The UCU Further Education conference that met in Harrogate last Saturday was exactly what was needed to boost the spirits of lecturers fighting redundancy and attacks on wages and pensions. The mood was very combative, despite some harrowing accounts of swingeing cuts reports John Westmoreland.
Massive attack on Further Education
The scale of the attack on FE is completely unjustified. FE lecturers are underpaid and give massive value to their communities. Clearly a big part of the attack on FE is about breaking the union. Newcastle College has huge reserves, pays the principal a quarter of a million pounds, yet wants to make 250 lecturers redundant. Lecturers at Barnsley College face 25 per cent redundancies and the degrading and casualisation of staff who stand to lose about £13,000 a year if they are reduced to associate lecturer status – and all because the principal wants to build some flashy new buildings.
The UCU FE leadership has led one of the best fight backs against the cuts that any union has produced. UCU marched with the students over tuition fees, and led the protest against the cuts in Education Maintenance Allowance (EMA) alongside the NUS. The students at Barnsley College have offered fantastic solidarity to their lecturers by supporting picket lines, demonstrating, and just last week blockading an entrance to the college that warranted the mobilisation of the riot police. This is clearly one reason why the Tories would love to see UCU broken. If they are successful, then the effect on communities promises to be devastating too.
Defend colleges and communities
When Cameron says that the cuts in the public sector will lead to job creation in the private sector it is simply a lie. There are currently 750,000 young people out of work, and the attacks on FE will make it worse. The FE conference lambasted the pathetic apprenticeships that the government is touting as narrow, cheap and unworthy of the name. Tory apprenticeships often mean getting paid less than the minimum wage and making the tea and sweeping up. If Barnsley College moves on to associate lecturer status for the bulk of their staff, students will get just one hour a week with a subject specialist. The logic of dumbing down on this scale is absurd. How will British firms compete if their workers are given the minimum in skills and education?

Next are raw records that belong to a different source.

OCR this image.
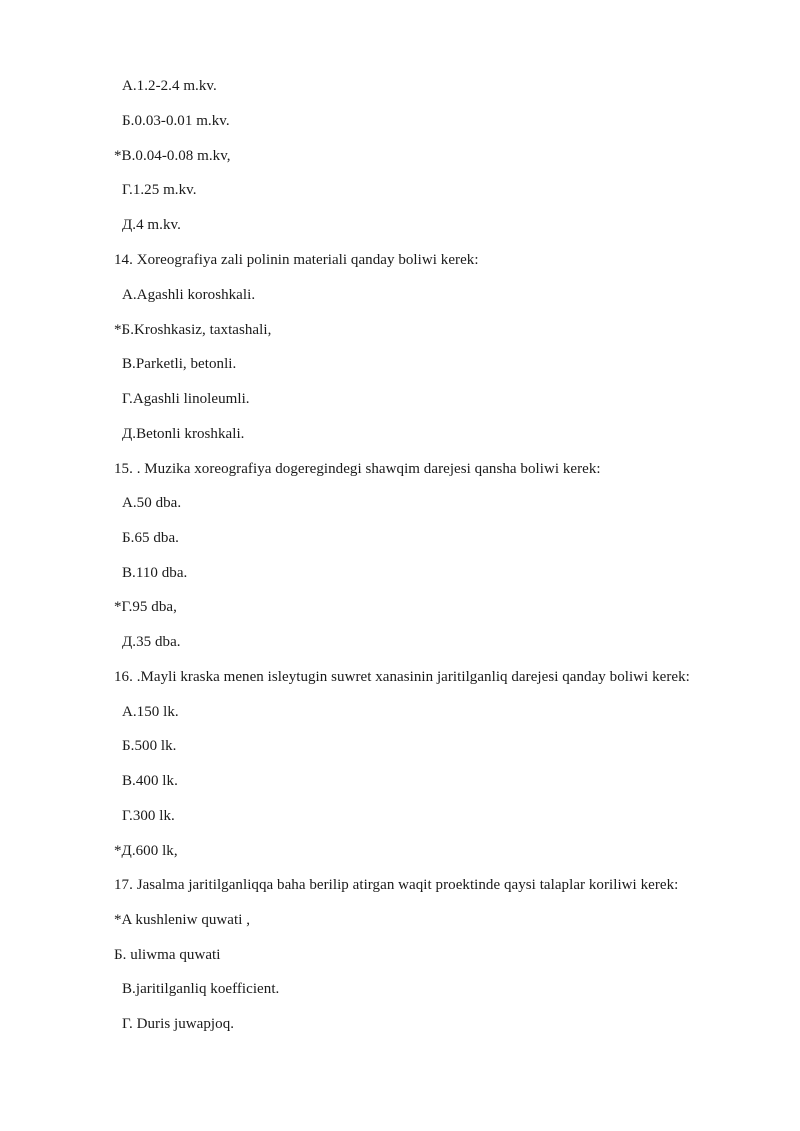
А.1.2-2.4 m.kv.
Б.0.03-0.01 m.kv.
*В.0.04-0.08 m.kv,
Г.1.25 m.kv.
Д.4 m.kv.
14. Xoreografiya zali polinin materiali qanday boliwi kerek:
А.Agashli koroshkali.
*Б.Kroshkasiz, taxtashali,
В.Parketli, betonli.
Г.Agashli linoleumli.
Д.Betonli kroshkali.
15. . Muzika xoreografiya dogeregindegi shawqim darejesi qansha boliwi kerek:
А.50 dba.
Б.65 dba.
В.110 dba.
*Г.95 dba,
Д.35 dba.
16. .Mayli kraska menen isleytugin suwret xanasinin jaritilganliq darejesi qanday boliwi kerek:
А.150 lk.
Б.500 lk.
В.400 lk.
Г.300 lk.
*Д.600 lk,
17. Jasalma jaritilganliqqa baha berilip atirgan waqit proektinde qaysi talaplar koriliwi kerek:
*A kushleniw quwati ,
Б. uliwma quwati
В.jaritilganliq koefficient.
Г. Duris juwapjoq.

One of the best discussions was the call to defend ESOL. Branches across the piece spoke of devastating cuts that will prevent immigrants and asylum seekers gaining the language skills to be able to take part in society. Cameron is waging war on multiculturalism as his racist speech before the EDL march in Luton last February proved. Speakers who denounced Cameron’s racism were cheered to the echo – and this is the key to the fight back.
It is absolutely certain that the UCU branches that have done best in defending jobs are the campaigning branches – over EMA, ESOL, equalities and war – that have lifted the idealism of the membership and politicised the defence of FE. One successful defence of jobs recently was at Chesterfield College where a proposed ballot and an active campaign in the college and community, led by socialists, saw the management drop their plan to make lecturers redundant.
All out on 30 June
Despite the successes we have seen, UCU members are having to fight branch by branch against job losses and deskilling. This is why we have to build flat out for the strike in defence of pensions on 30 June. If teachers, lecturers, civil servants and local government workers can stop work for one day over pensions there is a good argument that we can build coordinated strike action to stop the cuts. Campaigning should obviously take place around every staff room, but we need to involve the students and the communities too. The government has declared class war and we need maximum unity to topple them.